When asked to explain why, the SABC, M-Net, the ad agencies and, of course, that stalwart Olympian Council, the Advertising Standards Authority, reply to the above in electric disavowal: “All these Castle Beer slogans, logos, adverts and mentions are not “actual advertising” they cry. Rather they are “non-intrusive static sponsor presence”. Which means that, although five or six Castle Beer logos are on continual illuminated display in your living room for eight hours a day, no one’s actually trying to sell you any beer.

Better still, no one’s trying to sell beer to your kids. With their toes now in the door, SAB salesmen start running full- frontal beer commercials. In these the drinking of beer is specified as a sure-fire path to cricketing prowess.

By means of cross-editing, cricketing skill is not only associated with the drinking of beer, it is deemed obligatory. A shot of Alan Donald taking a wicket is intercut with a shot of a beer bottle being opened, a shot of Dave Richardson taking an impossible catch is intercut with beer being poured, Jonty Rhodes dives at the stumps as a beer glass gets emptied.

In other words, SAB says to the nation’s youngsters: “You guys want to be really good at cricket like these guys? Tell Mommy to put a six-pack in your lunchbox.”

Not as far out as you may think. Last year, on an SAA flight, I saw a bangle-drenched yuppie mother pouring wine into her two children – of about four and six years old. She actually asked for and was served a carafe and glasses.

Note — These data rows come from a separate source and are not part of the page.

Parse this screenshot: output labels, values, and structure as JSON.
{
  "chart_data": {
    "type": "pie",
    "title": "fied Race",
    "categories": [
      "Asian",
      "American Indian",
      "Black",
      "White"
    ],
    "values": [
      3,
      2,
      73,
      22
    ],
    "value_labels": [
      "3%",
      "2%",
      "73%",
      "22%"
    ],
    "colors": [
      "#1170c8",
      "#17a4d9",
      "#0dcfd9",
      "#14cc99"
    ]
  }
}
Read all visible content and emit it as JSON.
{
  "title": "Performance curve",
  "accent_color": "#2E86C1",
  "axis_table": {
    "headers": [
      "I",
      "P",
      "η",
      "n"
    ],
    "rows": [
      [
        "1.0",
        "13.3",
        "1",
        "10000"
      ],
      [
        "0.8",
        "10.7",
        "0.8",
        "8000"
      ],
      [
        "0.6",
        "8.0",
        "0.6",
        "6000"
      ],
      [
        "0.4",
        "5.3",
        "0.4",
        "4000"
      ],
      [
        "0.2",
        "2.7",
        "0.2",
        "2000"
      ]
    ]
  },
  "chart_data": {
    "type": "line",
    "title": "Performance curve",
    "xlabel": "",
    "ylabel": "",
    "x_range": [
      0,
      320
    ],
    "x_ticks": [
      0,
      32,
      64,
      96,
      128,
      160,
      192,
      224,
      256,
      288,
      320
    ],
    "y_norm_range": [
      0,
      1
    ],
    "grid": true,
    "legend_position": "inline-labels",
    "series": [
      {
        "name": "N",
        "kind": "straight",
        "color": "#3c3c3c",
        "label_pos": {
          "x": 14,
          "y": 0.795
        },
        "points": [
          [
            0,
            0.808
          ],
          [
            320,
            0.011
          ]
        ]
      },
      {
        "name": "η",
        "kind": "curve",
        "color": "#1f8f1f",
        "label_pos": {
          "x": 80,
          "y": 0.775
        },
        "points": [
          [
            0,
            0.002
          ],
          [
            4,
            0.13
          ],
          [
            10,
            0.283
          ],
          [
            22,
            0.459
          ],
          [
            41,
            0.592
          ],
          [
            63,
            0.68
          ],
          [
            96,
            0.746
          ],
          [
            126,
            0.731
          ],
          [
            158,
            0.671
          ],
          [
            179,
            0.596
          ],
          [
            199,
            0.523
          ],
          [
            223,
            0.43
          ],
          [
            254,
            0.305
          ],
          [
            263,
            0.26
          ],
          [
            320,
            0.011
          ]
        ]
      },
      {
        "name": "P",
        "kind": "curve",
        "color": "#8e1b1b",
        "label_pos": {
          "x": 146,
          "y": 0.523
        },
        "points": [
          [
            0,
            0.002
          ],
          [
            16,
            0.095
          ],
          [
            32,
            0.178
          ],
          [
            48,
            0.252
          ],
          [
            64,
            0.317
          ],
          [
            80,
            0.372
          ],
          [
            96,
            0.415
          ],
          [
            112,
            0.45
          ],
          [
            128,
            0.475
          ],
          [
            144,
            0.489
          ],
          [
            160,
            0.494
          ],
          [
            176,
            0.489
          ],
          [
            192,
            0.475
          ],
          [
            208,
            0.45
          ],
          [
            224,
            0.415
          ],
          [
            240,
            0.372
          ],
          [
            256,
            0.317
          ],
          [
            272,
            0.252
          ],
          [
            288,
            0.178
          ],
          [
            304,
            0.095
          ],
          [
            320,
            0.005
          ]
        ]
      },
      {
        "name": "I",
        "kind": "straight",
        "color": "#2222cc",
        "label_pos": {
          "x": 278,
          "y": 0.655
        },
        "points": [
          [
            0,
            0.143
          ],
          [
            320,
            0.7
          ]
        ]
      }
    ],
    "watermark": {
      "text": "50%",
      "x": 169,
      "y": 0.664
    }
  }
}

The older child got more ornery while the younger one vomited it all up. I tell this festive story because in these, his headlong Zero Tolerance days, breweries crimebuster, Citizen Kahn, might just be interested to know that encouraging children to drink alcohol can be interpreted in law as criminal assault.

In hustling beer to children by means of adverts that submit dangerously counterfeit propositions, it can be argued that SAB and the SABC are guilty of exactly the same trespass. (My source: a respectable attorney and a professor of criminal law.)

And so, back to slapping Zuma on the back. She is going to ban tobacco sponsorship of golf matches, yacht races and so on. For this she is being vividly dumped on in the papers by a series of emphysematic drunkards with progressive cardio-vascular collapse, disguised as journalists.

To hell with them. You are a great big doll, Dr Zee. More power to you. If you can inhibit tobacco giants from selling lung cancer and stop the tycoons from turning our children into alcoholics, you’ve got my vote.